Guntupalli: Those tests have proven essential [the] Need to know [HRD and BRCA mutation status]. The survival curves in those studies are impressive [clearly show] that sick BRCA or human resource development [positivity] Maximum benefit from the use of PARP treatment versus placebo. Solo -1 [in particular] It’s a great study. We see patients [in this study] Who was he BRCA positive years of survival [after receiving] PARP inhibitors. The data is there [to support] The use of PARP treatment in these two groups.

patients who are BRCA negative and negative HRD [also] It appears to benefit from PARP inhibitors. In the PRIMA experience, [patients experienced some form of] Take advantage of PARP treatment whether they are BRCA positive or negative. [These trials contained] risk ratios [between] 0.3 and 0.4 order BRCA-positive [patients] And [between] 0.5 and 0.6 for HRD-positive patients, [which] Great. [Still]showing the greatest benefit in BRCAPositive and human resource development[-positive] Oncology.

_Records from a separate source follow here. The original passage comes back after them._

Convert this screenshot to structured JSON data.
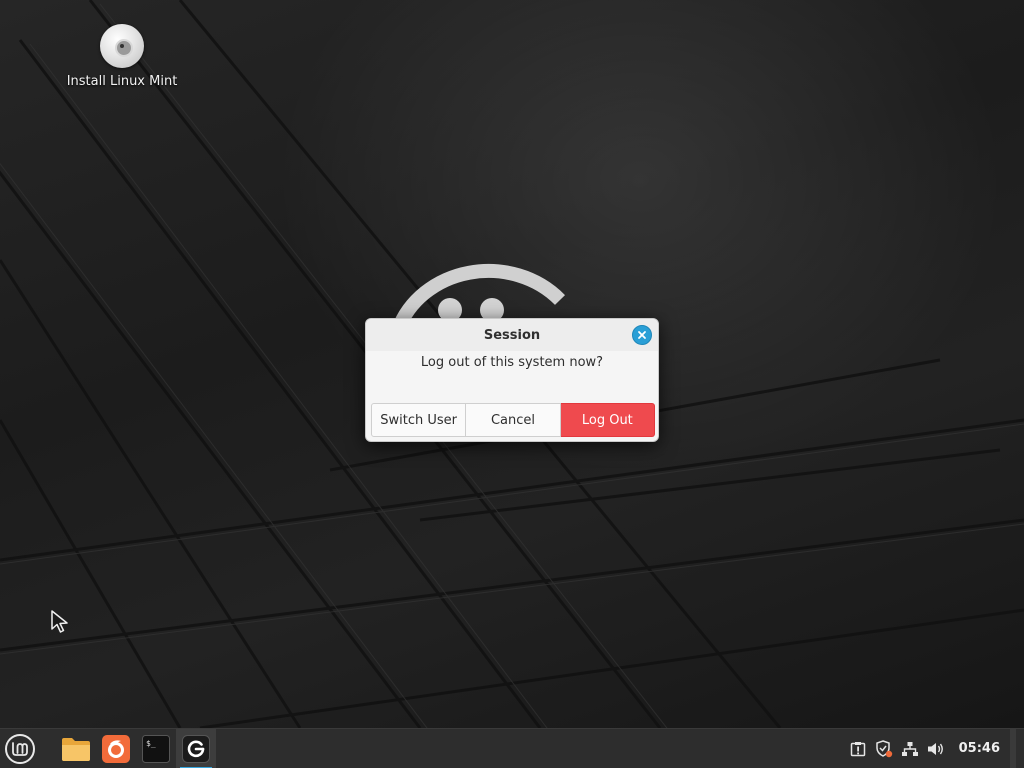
{
  "desktop": {
    "icons": [
      {
        "label": "Install Linux Mint",
        "icon": "disc-icon"
      }
    ]
  },
  "dialog": {
    "title": "Session",
    "message": "Log out of this system now?",
    "buttons": {
      "switch_user": "Switch User",
      "cancel": "Cancel",
      "log_out": "Log Out"
    },
    "close_icon": "close-icon"
  },
  "panel": {
    "menu_icon": "mint-logo-icon",
    "launchers": [
      {
        "name": "files",
        "icon": "folder-icon"
      },
      {
        "name": "firefox",
        "icon": "firefox-icon"
      },
      {
        "name": "terminal",
        "icon": "terminal-icon"
      },
      {
        "name": "session",
        "icon": "logout-icon",
        "active": true
      }
    ],
    "tray": [
      {
        "name": "update-manager",
        "icon": "update-icon"
      },
      {
        "name": "security",
        "icon": "shield-icon"
      },
      {
        "name": "network",
        "icon": "network-icon"
      },
      {
        "name": "volume",
        "icon": "speaker-icon"
      }
    ],
    "clock": "05:46"
  },
  "colors": {
    "accent": "#35a6de",
    "danger": "#ef4a4e",
    "panel": "#2d2d2d",
    "dialog_bg": "#f5f5f5"
  }
}
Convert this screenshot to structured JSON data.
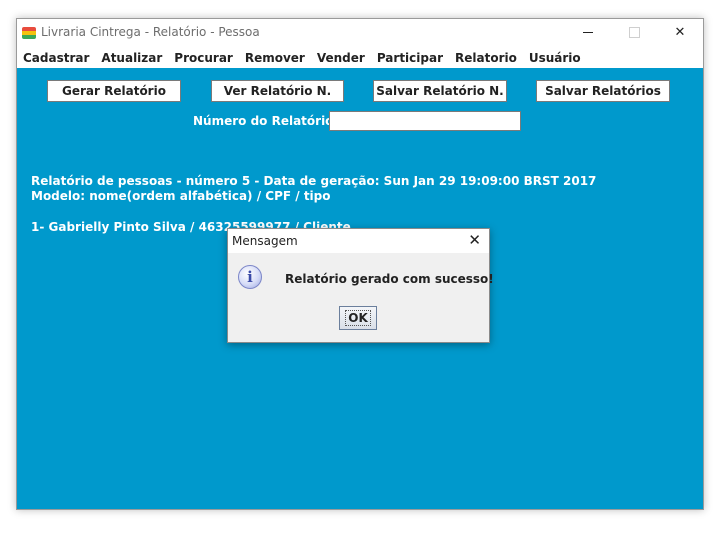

In connection with the presentation by your colleague Jill Aldridge, MD, of the University of Colorado Cancer Center, on managing toxicity with PARP inhibitors, what strategies can be used to better address these effects while maximizing clinical benefit?

first in the first place first of all [it is vital to] Talk to patients and find out what bothers them the most. more [common] Toxicity associated with PARP treatment is gastrointestinal toxicity, such as nausea, [which] It generates some other toxicities, such as fatigue and anemia.

[Additionally,] See what the strategies are [patients have already] Try to improve [adverse effects] can [inform the best approach]. Do they split the dose? [in the] morning and afternoon? Do they take it with food? [Are] They took a maximum dose of 300 mg of niraparib [Zejula] every day? [If so]Maybe they should take a dose [level]. [If a patient has] thrombocytopenia, [it is also important to] Make sure they are not taking other medications [may negatively] reacts [with PARP inhibitors. Consideration of these factors] It is the key to managing toxicities.

As mentioned in the presentation by Yevegniya Ioffe, MD, of Loma Linda University Cancer Center, on antibody conjugates in platinum-resistant ovarian cancer, what is the significance of FDA approval of mirvetuximab soravtansine-gynx (Elahere) for this population?

[The accelerated approval] For mirvituximab, soraftansine is very cool, because now we have something to treat patients with folate receptor alpha [expression]; [this is] very Difficult[-to-treat] Patient people. response rate [of mirvetuximab soravtansine] In the third phase of the Soraya experiment [NCT04296890] Conducted by Kathleen Moore, MD, of Stephenson Cancer Center, it was very good [compared with] other response rates [observed with] individual therapy.

Things to keep in mind are the toxicities associated with mirvetuximab soravtansine, [such as] eye toxicity [This] It’s nothing [clinicians] I can ignore, and I [do not] You think someone losing visual acuity is widely accepted. [We] You should be very familiar with these toxicities.

What is the main message you would like to pass on to colleagues regarding the importance of genetic testing in the treatment of ovarian cancer?

Knowledge of human resource development f BRCA [mutation] The condition of the patient with ovarian cancer is the most important [factor for treatment selection] Because this sign [can inform] Use of PARP inhibitors in women with serous ovarian cancer. We need to find out [information] So that we can ensure that patients receive cutting-edge treatment.

it’s a [also] neglected [understand] How and why we lower the dose, as well as things we can do to improve [and monitor] those toxicities. [Lastly,] It is important to [be informed] about new [available treatments] for platinum-resistant disease.

Are there any ongoing studies at the University of Colorado Cancer Center that you’d like to highlight?

we have [several] Things are in the making. they were [currently] Considering the combination of mirvituximab with soraftansine and some other agents is down the road. we [also] PARP toxicity assay [in] immune microenvironment and [trying to understand] What contributes to PARP [inhibitor] resistance in [patients with] BRCA-positive [disease].